Another method for learning about factors is dividing a group of objects into equal piles. Just as an area of 24 square
units can be represented by a 3 × 8 rectangle, a group of 24 objects can be divided into 3 groups of 8 objects each. To
explore factors, ask your child to divide a deck of 52 cards into groups of equal size, or have your child find the number
of ways that a pack of 12 AAA batteries could be placed in equal-sized groups.
Given some number, a factor is a smaller number that evenly divides into the given number. On the other hand,
a multiple is a number into which the given number evenly divides. For instance, 1, 2, 3, 4, and 6 are factors
of 12, whereas 24, 36, 48, 60, and so on, are multiples of 12.

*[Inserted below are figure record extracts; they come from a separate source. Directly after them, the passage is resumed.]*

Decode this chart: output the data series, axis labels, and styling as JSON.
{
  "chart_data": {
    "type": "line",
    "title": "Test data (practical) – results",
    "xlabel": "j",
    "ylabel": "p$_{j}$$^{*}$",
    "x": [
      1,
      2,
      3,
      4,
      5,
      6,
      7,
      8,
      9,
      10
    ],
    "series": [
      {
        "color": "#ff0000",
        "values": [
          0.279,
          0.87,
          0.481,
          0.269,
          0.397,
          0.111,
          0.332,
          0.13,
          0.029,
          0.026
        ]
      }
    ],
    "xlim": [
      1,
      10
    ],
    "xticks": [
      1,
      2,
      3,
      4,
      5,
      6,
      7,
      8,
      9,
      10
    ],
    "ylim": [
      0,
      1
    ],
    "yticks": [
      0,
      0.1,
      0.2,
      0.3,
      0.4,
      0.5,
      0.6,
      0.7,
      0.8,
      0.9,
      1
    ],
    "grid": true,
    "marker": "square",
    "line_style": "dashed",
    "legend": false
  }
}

Multiples are a bit more prevalent than factors, and they form nice patterns. In addition, the words multiple and multiply have
the same root, and kids immediately understand that they are related. There are 2 tires on a bicycle. If another bike is
added, there are 4 tires. As the number of bikes increases, the number of tires increases to 6, 8, 10, 12, and so on. Kids
readily understand such patterns, so getting them to understand the concept of multiples often involves exposure to patterns
and using the word multiple in context.
Math in the Game: Players quickly learn that prime numbers don’t work so well in this game.
The only factor of a prime number other than the number itself is 1. On the first turn of the game, the number 1 will be
selected as a factor of whatever number is chosen, which means that it will no longer be available. Thereafter, a player
that chooses a prime number will lose a turn.
Students determine the factorizations for a number by creating all possible rectangles of a given area.